Flamingos
 

Flamingos are tall, graceful and beautifully colored birds that live and feed in shallow waters. The name flamingo is derived from the flaming red color of the bird’s feathers, which is like the blazing color of the sunset sky. Some birds, however, have lovely pink or rose-colored feathers.

Flamingos are social birds that live in flocks, sometimes numbering thousands of birds. Like other wading birds, a flamingo has webbed feet (see picture), which help it wade through swamps and marshes in search of food. Its tall thin legs enable it to keep its body dry in shallow waters, while its long swan-like neck bends all the way downward, with its head and bill easily reaching the muddy bottom of the shallows.

 

One Step Back, Two Steps Forward: The flamingo has a very distinctive way of feeding – it eats upside down! When feeding, the flamingo thrusts its head into the water in an upside down position. This helps the bent upper part of the bill (see interesting facts) scoop into the mud, picking up beak-fulls of mud. Then the bird forces out the mud and water through the comb-like arrangement in its bill called lamellae, retaining anything that is edible.

Our soul, according to Judaism, also bends over backwards: it came from heaven where it was near G-d and descended into a ‘shallow’ physical body where G-dliness is concealed. But the trip is promising: through Torah and mitzvot, our soul can achieve great “profits”, and reach levels that are only a dream beforehand. Let’s make sure the trip is worth it!

Watch Your Tongue: As incredible as it sounds, emperors in ancient Rome served at their banquets plates heaped with flamingo tongues. Unlike most other birds, the flamingo has a large, soft, fleshy tongue. The flamingo’s tongue serves as a powerful pump, moving rapidly back and forth drawing water on the backward pull and expelling it on the forward drive. In this way the flamingo strains its food through the beak’s filters, as mentioned above.

In the animal world the tongue has a vitally important function in the feeding process. In the human race, the tongue is primarily identified with speech.
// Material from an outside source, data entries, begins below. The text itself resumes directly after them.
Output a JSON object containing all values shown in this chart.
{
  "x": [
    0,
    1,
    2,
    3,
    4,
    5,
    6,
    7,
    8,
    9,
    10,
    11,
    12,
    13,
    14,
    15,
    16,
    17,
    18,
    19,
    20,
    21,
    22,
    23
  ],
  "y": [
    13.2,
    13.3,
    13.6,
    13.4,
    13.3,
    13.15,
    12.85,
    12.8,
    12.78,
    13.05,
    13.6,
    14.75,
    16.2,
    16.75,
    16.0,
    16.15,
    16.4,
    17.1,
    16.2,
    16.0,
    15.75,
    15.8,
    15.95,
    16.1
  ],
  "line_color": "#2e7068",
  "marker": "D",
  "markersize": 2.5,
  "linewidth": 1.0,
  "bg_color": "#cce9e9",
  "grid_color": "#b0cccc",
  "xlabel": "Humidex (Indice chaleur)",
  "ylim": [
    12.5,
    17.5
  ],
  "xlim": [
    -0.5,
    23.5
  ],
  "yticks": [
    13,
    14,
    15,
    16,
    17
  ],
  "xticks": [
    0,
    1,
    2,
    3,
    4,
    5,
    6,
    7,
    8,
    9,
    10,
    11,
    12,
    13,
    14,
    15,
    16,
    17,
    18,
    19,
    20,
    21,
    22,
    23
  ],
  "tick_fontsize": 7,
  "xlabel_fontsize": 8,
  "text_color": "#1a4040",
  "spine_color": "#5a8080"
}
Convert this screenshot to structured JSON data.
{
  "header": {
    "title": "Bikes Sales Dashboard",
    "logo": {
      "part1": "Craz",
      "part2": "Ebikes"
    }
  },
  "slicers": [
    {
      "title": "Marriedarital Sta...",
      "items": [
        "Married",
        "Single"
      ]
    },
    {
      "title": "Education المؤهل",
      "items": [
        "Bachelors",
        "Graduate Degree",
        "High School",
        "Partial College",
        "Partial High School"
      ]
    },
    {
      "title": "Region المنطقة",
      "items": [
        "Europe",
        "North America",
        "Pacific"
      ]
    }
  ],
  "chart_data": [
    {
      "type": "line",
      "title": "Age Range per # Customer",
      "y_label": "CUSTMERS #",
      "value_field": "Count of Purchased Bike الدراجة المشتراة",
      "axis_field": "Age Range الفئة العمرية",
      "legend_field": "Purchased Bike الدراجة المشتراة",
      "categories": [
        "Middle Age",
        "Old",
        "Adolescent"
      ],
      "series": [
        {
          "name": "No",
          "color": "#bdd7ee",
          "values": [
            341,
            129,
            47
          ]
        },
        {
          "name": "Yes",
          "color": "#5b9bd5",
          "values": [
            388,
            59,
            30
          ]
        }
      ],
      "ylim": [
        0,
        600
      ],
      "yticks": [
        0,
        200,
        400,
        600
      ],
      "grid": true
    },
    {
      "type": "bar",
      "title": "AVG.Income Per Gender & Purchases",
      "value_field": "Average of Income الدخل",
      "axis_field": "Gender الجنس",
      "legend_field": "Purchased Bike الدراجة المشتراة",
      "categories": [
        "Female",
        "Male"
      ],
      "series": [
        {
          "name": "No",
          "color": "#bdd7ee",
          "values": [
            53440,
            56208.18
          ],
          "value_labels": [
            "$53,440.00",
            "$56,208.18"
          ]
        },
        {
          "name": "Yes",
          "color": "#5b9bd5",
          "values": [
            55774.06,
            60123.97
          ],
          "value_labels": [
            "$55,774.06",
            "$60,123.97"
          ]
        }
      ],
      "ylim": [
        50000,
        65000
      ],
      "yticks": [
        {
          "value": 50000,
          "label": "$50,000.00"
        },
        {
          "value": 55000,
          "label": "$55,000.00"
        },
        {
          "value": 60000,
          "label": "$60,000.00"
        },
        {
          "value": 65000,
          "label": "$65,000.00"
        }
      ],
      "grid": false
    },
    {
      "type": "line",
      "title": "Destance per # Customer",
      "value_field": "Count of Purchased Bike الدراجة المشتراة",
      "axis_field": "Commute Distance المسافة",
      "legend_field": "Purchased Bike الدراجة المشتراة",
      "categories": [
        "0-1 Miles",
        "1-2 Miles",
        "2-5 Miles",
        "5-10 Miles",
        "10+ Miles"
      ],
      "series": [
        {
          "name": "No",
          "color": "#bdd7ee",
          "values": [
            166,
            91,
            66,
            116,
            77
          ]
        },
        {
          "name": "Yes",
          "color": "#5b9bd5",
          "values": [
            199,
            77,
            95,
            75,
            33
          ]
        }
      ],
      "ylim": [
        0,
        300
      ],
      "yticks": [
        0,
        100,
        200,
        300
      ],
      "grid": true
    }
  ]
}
A human being is expected to use this great Divine gift wisely and carefully – to speak only what is true and kind, while guarding it from -- "filtering" out -- speaking falsehoods, unkind words and idle gossip. G-d has given us a very special tongue that is capable of doing its job perfectly well. Let’s use it to our advantage.

 
 

 

Listen to a group of happy flamingos

Watch a video of Flamingos

 



Flamingos’ legs bend backwards

A flamingo’s bill is roomy and is several inches long. Its upper part, or mandible, is hooked sharply, almost as if broken. This is the movable part of the bill. This is different than most birds, whose lower mandible is the one that moves up and down against the larger upper beak.

Flamingos have been widely hunted for their eggs and flesh. As a result, flamingos, once widespread, now survive in large flocks mainly in inhospitable corners of the earth.

Parent's Tip: Ask your child to try and see how long he can stand on one foot. Point out that the flamingo can stand on one foot for more than four hours, and even sleep while standing on one foot!

 

Flamingos get their famous pink or orange color from the food they eat, which contains carotene. (When we eat carrots, we are eating carotene too.) If a flamingo is in a zoo, the zoo-keepers must make sure to give it food that contains carotene or it will lose its color. This shows us that truly, “you are what you eat!” When we eat kosher food, we are not only doing a mitzvah, we are building our bodies out of mitzvah-material.


The flamingo, by eating blue-green algae, helps keep the algae level down in their areas. They also help control the number of small crustaceans and molluscs.